Most startups dream of hitting the “shut up and take my money” phase with prospective customers as soon as possible. This is a function of product market fit. In order to get there, it’s important to ask questions that will show where to allocate resources to convert and retain customers. What are the steps your prospects take to research, evaluate and purchase a product? Which customer journey results in the highest conversion? Which journey generates the most revenue and the lowest churn net dollar and account-based churn?
Understanding the customer journey looks different, depending on the maturity of your business or industry.

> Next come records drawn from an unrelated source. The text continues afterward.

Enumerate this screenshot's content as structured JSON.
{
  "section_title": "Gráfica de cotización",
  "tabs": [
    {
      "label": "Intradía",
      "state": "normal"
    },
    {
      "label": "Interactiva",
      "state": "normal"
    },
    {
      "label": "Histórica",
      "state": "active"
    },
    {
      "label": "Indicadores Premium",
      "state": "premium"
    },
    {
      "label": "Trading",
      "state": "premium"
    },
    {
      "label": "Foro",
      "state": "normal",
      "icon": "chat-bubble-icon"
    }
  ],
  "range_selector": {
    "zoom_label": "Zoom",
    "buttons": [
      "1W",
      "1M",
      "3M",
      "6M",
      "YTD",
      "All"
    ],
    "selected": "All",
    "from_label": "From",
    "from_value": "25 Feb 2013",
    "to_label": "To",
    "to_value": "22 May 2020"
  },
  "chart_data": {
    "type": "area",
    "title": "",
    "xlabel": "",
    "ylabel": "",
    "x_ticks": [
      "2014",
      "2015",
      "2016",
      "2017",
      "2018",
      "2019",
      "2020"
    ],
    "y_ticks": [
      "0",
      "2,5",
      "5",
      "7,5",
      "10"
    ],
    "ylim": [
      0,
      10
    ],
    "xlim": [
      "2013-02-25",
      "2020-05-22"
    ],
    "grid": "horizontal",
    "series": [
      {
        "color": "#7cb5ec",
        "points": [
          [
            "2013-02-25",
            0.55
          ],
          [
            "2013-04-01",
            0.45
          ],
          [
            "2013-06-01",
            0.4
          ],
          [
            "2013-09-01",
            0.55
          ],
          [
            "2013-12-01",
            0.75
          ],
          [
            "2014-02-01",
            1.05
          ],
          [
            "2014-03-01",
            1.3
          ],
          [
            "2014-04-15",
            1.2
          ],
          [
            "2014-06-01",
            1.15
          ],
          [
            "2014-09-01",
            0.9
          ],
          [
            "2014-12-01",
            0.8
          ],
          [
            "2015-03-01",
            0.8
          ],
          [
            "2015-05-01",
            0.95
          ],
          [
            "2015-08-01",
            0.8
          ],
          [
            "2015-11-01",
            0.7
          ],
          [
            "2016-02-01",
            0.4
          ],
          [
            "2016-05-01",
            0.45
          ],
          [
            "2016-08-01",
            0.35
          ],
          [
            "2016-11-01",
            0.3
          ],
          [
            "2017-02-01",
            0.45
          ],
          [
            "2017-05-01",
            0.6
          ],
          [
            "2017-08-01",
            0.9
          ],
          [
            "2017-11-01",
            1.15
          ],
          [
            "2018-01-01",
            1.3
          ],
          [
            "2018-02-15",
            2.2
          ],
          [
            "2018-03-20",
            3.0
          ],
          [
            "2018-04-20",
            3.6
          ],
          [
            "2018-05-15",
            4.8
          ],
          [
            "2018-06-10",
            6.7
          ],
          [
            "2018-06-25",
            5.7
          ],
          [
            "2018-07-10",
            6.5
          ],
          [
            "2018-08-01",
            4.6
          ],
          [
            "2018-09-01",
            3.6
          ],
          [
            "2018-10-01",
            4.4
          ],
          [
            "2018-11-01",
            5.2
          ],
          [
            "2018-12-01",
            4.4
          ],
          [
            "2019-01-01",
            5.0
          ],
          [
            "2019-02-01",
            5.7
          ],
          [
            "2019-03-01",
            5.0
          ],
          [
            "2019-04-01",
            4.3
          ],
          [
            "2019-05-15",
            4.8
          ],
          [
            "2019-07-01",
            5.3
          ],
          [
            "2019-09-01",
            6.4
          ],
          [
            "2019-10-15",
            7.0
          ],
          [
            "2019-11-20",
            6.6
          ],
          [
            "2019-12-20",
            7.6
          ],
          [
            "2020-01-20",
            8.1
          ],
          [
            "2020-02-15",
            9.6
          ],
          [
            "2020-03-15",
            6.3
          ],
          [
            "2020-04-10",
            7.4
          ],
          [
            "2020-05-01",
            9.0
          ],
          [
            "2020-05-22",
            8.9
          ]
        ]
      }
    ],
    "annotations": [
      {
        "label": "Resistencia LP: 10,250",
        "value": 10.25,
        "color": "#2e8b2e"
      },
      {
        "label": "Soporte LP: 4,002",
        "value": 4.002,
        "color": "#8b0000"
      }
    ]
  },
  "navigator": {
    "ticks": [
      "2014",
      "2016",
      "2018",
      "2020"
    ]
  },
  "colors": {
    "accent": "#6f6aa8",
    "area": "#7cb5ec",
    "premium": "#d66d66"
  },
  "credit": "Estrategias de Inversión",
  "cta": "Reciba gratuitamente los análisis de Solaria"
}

If you’re a startup, identifying the customer journey for your prospects is critical if you’re going to quickly scale acquisition marketing efforts (time is of the essence, in this case!). Since startups don’t have the luxury of relying on existing customer behavior, mapping out the customers’ journey usually means employing a mix of qualitative research methodologies, such as observational research and live user testing.
For companies with new product or service offerings, understanding the needs and behavior(s) of existing customers along with potential new customer segments will define your new product launch marketing strategy.
At any stage, each new product launch should integrate customer journey mapping so your marketing launch strategy is tailored to your prospects’ priorities.
When you set out to compose a customer journey, you must identify the group of users that you’d like to go on the journey. User and customer personas represent a group of the ideal buying patterns, behavior, motivations, interests and needs.
Most user personas are mediocre or ineffective, but many are outright damaging to your marketing strategy because they overlook the true motivations of your target customers. This happens most often when companies give too much information about how they currently perceive their product’s value, and dive into the problems that they believe it solves before understanding the most important problems customers face — irrespective of your product. An effective user persona should extend beyond just their motives for buying your product, and delve into their life or business goals, challenges, as well as their interests and passions. Most likely your product will have more than one type of customer persona. For insights on how to build your customer persona groups, check out our journal article, How to Create a Brand Persona. Once you have identified the similar traits of each customer persona, then you should be able to methodically apply the unique selling proposition that attracts them to your product (and gets them to keep using it, of course!).
Now that you have identified your customer personas, it’s time to list the interactions these personas have with your product, brand or company along their journey to purchase. Each interaction is a touchpoint with prospects and it’s important to align the message of each touchpoint with your buyers’ needs to keep your prospect moving towards a final purchase.
At the top of the funnel, the user becomes aware of your product — even before they consider using it or are aware of its value. They might browse social posts, see a paid ad, run google searches, read a white paper, or talk to someone at a trade show booth.
In the middle of the funnel, the user considers which products match their needs. They may be comparing features, benefits and pricing. This may involve fact-finding sales calls, reading industry research, google searches for similar products, attending a webinar, reading white papers, and maybe even consulting with a third party expert.
For the purchase stage or bottom of the funnel, a user might talk to a sales rep, review contracts and discuss onboarding.
List all the ways customers interact with your brand, product or people at each of these stages. Remember, these engagement touch points are not mutually exclusive to each stage. A google search can be made in all of these stages, else a sales call might only be in awareness and consideration stages.
Once you have identified your customer personas, their goals, and listed the touch points per stage, it’s now time to map out the customer journey for your top personas. This is a great exercise to ideate and iterate with your marketing team while using sticky notes. Once you finalize the sticky notes, then you can create a flow chart.
Under each stage (awareness, consideration, purchase, retention and advocacy), create a row for goals and touch points. Identify the goals for each persona and the touch points they use to reach that goal for each stage. If you have three main customer personas, you will have three customer journey maps.
One mistake we see is mapping the customer journey but not testing it. The results of this process should be considered a new hypothesis to test, while you uncover baseline benchmarks associated with each value proposition. Open rates, click-through rates, and conversion rates all fall within this purview.
It’s now time to implement the customer journey as a customer to make sure your messaging and branding reflects the goal of each stage — and works. Sometimes links are broken and emails are not active. Test and refine to make sure all touch points in the journey convey your brand, overcome purchase decision roadblocks and move your customer to the next stage. And remember, rarely is this journey linear. Plan for back and forth movement and stalled behavior, and look to understand common problems or sources of friction in the user journey.
Every part of this process is iterative and intended to become the benchmark to beat. Product market fit isn’t constant: you don’t find it and then retain it by doing the same thing for years. Adapt to changing use cases, market landscapes, and customer priorities by talking with users, surveying them, and adding in-product analytics to indicate common behaviors that could be leading indicators of highly engaged or at-risk customers.
A little bit of expertise can be worse than none at all, because it tends to drive decisions based on anecdotal evidence or small sample sizes. Even if you started a company and developed your flagship product to solve a problem that you had at the time, you are no longer the expert in it by the time you’ve been out of the field for a couple of years. But your sales, support and other customer-facing teams are. Bring them into board meetings, audit their calls: you’ll uncover integral patterns and opportunities that your competitors miss.